File & Directory Creation

Vector will attempt to create the entire directory structure and the file when emitting events to the file sink. This requires that the Vector agent have the correct permissions to create and write to files in the specified directories.

Durability of Created Files

Vector makes no attempt to ensure the files output by this sink are durably written to disk by using any of the “sync” write modes. As such, this sink only ensures that the operating system does not generate an error, it does not wait until the data is written to disk before acknowledging the events.

Health checks

Health checks ensure that the downstream service is accessible and ready to accept data. This check is performed upon sink initialization.
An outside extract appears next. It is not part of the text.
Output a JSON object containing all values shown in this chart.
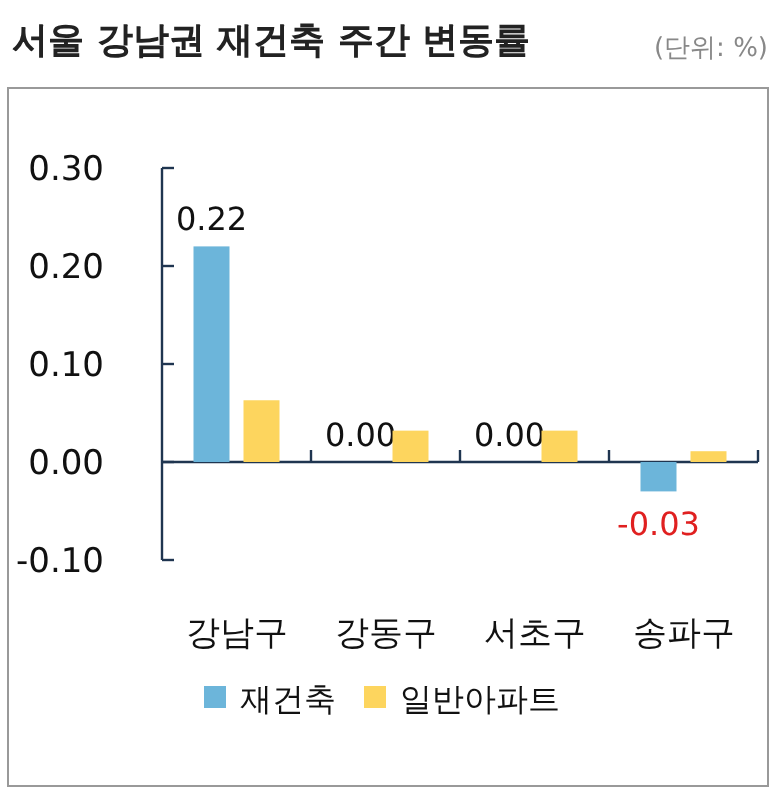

If the health check fails an error will be logged and Vector will proceed to start.

Require health checks

If you’d like to exit immediately upon a health check failure, you can pass the --require-healthy flag:

vector --config /etc/vector/vector.toml --require-healthy

Disable health checks

If you’d like to disable health checks for this sink you can set the healthcheck option to false.

State

This component is stateless, meaning its behavior is consistent across each input.